The worksomeness of the Catholic Church showed that people were beginning to understand the new era and to mould themselves to its requirements. “How can one deny,” asks Adolf Harnack, “that Catholicism, as soon as it pulled itself together for the counter-reformation … was for over a century in far closer touch with the new era than Luther’s Protestantism? Hence the many converts from Protestantism to Catholicism, particularly among learned Protestants, down to the days of Queen Christina of Sweden and even after.”[1601]

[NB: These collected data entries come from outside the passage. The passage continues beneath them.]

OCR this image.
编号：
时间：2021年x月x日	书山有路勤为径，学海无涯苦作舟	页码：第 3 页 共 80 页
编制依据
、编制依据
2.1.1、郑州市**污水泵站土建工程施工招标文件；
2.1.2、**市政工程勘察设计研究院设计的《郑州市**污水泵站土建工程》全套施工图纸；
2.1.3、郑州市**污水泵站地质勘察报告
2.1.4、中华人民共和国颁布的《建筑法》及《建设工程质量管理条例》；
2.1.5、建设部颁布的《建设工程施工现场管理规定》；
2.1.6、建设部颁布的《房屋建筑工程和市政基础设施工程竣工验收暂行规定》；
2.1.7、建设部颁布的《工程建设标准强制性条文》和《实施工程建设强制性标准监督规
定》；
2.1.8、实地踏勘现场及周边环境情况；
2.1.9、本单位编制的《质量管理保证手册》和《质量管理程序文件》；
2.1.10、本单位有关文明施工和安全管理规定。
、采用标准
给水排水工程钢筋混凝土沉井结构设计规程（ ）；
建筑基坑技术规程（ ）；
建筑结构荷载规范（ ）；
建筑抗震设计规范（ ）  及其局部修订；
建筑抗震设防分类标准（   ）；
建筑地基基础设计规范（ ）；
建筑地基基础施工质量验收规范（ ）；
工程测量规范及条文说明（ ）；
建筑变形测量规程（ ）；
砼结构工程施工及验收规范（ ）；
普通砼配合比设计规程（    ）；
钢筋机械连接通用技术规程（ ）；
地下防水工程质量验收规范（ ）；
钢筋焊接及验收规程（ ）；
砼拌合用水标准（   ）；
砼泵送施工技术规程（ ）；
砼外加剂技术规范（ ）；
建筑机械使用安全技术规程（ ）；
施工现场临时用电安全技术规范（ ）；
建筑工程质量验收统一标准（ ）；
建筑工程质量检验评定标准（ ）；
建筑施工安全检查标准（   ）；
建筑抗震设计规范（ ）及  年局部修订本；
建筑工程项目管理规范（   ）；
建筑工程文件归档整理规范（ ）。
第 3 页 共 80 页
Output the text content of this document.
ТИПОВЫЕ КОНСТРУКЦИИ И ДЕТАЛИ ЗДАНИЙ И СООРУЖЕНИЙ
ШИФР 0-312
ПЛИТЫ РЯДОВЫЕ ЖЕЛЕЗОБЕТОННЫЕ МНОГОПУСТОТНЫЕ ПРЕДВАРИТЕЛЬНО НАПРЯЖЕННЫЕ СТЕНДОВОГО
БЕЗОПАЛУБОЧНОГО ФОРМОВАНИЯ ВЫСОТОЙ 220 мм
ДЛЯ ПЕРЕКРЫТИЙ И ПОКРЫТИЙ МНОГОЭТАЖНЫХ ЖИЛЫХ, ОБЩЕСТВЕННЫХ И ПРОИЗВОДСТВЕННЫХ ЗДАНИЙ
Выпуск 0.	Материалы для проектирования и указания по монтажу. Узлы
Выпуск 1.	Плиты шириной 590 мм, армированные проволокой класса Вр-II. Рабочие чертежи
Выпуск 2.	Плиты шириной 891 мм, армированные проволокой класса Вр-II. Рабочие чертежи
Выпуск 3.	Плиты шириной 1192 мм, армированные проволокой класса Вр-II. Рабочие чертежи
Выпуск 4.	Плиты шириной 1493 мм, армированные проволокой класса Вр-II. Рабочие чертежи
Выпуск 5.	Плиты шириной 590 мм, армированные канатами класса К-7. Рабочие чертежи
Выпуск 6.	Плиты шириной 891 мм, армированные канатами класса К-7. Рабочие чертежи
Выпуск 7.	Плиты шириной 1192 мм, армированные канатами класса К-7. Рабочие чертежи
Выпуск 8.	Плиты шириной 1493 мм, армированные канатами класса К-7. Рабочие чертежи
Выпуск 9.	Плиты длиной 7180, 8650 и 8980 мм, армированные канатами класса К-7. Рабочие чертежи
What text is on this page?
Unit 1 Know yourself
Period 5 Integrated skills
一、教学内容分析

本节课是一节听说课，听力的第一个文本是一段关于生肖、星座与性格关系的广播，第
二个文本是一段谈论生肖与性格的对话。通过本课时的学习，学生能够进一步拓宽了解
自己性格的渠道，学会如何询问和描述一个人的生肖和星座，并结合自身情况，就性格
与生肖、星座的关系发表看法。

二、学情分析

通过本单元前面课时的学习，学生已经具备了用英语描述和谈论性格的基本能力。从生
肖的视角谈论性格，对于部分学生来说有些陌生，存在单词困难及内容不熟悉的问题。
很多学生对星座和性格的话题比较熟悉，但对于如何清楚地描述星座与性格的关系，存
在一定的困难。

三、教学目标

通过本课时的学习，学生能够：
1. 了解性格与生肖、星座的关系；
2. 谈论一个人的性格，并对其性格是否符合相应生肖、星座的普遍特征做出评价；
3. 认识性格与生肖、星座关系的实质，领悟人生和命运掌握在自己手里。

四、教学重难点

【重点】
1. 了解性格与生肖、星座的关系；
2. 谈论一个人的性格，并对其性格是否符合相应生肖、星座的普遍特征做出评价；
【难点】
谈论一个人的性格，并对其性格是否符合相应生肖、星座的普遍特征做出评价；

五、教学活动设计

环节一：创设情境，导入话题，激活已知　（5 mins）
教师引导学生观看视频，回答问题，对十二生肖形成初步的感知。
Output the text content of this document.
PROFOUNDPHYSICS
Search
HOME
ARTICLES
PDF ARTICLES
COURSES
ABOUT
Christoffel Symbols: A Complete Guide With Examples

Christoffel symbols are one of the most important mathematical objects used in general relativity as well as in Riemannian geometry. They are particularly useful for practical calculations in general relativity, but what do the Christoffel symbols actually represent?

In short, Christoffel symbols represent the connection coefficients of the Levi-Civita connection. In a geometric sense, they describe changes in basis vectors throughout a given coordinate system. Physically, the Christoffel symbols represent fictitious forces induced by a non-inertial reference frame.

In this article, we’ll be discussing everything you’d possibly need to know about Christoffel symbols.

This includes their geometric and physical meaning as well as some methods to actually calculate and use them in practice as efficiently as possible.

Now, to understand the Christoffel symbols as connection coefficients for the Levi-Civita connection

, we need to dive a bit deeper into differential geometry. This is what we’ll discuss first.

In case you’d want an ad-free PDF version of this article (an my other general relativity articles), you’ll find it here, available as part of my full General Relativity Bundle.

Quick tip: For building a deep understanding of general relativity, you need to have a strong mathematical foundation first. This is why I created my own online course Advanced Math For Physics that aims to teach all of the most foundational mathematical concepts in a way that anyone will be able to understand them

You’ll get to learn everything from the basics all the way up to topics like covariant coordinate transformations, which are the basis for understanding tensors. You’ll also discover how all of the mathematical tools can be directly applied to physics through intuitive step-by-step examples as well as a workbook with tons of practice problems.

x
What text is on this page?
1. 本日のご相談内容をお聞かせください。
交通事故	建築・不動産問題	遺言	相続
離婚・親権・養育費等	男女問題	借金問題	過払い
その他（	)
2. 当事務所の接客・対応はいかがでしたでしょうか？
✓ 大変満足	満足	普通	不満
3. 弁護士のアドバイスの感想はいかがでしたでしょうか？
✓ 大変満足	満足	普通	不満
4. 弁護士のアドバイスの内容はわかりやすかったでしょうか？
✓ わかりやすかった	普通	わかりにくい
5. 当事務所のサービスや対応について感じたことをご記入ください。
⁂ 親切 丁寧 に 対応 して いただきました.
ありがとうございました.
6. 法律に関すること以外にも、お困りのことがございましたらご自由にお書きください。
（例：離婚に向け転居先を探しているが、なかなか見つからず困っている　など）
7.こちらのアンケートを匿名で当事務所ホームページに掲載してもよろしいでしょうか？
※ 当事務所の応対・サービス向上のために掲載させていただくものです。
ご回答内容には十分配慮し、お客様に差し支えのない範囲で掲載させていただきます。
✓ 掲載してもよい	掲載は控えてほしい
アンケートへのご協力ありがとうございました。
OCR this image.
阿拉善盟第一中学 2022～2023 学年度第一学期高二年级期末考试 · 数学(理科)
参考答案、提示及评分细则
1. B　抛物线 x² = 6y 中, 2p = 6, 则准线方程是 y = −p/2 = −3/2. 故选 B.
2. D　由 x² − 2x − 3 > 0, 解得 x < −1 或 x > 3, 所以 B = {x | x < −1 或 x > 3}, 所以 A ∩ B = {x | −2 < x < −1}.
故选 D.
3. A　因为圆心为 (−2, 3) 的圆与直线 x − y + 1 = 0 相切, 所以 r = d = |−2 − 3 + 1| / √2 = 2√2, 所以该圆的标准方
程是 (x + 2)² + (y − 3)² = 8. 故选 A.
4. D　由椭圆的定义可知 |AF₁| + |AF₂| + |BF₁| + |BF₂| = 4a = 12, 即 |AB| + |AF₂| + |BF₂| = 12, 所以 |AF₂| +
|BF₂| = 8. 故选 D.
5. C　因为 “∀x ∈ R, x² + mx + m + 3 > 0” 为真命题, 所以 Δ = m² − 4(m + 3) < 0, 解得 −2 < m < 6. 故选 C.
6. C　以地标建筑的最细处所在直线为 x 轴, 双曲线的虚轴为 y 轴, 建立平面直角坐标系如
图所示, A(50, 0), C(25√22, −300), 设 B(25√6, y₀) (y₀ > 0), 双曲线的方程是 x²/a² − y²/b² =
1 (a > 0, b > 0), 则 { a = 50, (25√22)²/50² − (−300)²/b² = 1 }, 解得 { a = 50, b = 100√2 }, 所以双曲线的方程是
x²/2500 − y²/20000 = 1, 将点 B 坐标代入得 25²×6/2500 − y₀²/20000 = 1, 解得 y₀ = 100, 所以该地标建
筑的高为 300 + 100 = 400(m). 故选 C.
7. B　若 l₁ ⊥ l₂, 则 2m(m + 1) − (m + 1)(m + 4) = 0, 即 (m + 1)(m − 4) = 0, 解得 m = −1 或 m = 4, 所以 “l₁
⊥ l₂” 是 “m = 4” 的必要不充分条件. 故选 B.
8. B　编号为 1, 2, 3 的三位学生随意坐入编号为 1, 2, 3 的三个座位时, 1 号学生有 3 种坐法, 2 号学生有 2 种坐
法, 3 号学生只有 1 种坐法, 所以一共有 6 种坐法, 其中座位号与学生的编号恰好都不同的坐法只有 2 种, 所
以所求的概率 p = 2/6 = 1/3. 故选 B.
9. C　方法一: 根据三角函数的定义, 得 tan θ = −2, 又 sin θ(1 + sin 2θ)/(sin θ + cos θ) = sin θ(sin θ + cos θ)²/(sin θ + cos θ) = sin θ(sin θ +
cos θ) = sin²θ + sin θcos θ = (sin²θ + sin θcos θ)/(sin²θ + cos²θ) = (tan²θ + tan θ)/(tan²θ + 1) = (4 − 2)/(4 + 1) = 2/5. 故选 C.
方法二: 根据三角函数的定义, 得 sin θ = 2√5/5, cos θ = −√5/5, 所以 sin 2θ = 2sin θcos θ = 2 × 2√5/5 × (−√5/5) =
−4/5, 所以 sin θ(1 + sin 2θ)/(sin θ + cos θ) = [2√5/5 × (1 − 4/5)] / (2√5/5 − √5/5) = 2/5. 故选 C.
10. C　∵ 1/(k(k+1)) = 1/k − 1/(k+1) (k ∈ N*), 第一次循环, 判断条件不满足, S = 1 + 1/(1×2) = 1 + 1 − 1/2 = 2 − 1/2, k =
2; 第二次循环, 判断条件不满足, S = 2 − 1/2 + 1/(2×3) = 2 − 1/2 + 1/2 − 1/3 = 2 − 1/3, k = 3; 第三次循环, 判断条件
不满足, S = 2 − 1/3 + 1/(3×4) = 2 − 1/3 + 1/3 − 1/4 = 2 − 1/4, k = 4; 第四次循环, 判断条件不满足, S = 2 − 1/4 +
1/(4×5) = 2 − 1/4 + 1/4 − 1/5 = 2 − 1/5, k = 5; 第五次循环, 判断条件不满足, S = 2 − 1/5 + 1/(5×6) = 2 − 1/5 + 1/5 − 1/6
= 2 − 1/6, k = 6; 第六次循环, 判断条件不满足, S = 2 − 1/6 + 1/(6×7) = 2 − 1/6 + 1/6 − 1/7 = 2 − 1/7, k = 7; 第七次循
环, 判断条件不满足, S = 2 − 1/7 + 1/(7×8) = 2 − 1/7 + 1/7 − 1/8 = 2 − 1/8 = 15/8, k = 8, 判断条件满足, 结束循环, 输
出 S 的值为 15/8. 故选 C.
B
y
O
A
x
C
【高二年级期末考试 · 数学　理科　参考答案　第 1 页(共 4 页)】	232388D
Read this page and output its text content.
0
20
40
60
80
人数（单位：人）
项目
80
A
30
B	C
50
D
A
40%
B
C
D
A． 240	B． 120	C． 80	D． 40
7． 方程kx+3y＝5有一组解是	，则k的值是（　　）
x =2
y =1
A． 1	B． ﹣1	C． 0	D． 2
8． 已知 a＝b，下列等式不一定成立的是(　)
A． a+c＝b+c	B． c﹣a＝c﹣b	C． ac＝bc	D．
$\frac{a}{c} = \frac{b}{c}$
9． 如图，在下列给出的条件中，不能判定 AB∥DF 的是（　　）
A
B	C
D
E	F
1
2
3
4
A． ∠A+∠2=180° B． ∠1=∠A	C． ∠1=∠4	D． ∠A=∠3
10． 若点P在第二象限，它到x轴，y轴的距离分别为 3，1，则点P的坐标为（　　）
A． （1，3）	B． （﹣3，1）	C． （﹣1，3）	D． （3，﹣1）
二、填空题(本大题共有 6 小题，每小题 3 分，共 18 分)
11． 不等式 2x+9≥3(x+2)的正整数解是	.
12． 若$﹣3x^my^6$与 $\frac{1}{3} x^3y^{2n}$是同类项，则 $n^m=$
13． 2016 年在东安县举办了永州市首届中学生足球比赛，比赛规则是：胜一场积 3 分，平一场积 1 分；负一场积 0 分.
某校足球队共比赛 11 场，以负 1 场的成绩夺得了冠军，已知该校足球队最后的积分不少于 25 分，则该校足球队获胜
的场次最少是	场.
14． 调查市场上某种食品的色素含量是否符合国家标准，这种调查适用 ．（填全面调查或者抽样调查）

As for the ideas, however, which constituted the essence of the religious innovations the Catholic Church could not accept them short of being untrue to herself and betraying what had been committed to her custody. Whereas she gradually found a way to comply with all just demands for betterment and progress, she was nevertheless obliged relentlessly to close her ears to proposals for the subversion of her dogma and the alteration of her constitution.

She steadfastly refused to make her own the new and mistaken conception of the Church, of Bible interpretation, of faith, justification and good works. In spite of the heart-rending sight of the growing apostasy around her, she kept her eyes fixed on the promises of her Founder and remained true to her olden conception of the Church as a visible society controlled by Chief Pastors who are the vicars of Christ.

Ulrich Zasius of Freiburg in Baden, one of the greatest lawyers and humanists of the 16th century, who had for a while dallied with some of the demands of the innovators, afterwards repudiated as follows any idea of going over to their side:

“I shall remain true to the doctrines and decisions of the Church even should all the host of heaven command me otherwise.” “Such an insult I will on no account offer to the Lord of Truth as to believe He had deceived us for so many hundreds of years”—by permitting the Church to fall into error in spite of the promise that the Spirit of truth would always remain with her.

“For more than a thousand years the Church has taught us by the voice of her Doctors who all take their stand on Holy Scripture. But you twist the Gospel about as you please. Is Luther then to be set above all the Doctors of the past? Our forefathers, who also were authorities and all the wise men, would have called such a demand sheer madness.” “You, however, argue that the Spirit leads and guides you. But what sort of Spirit is it that teaches you to scold and calumniate as you do? In the Epistle of James I have read on the contrary that wisdom is peaceable and modest.”

“Give me a man who renounces all earthly things, keeps all the precepts of Christ, loves his enemies from his heart and does them good, abuses none and is cheerful in adversity. Such a man I will call worthy of the Evangel. But among the ranks of such men you can scarcely reckon Luther.”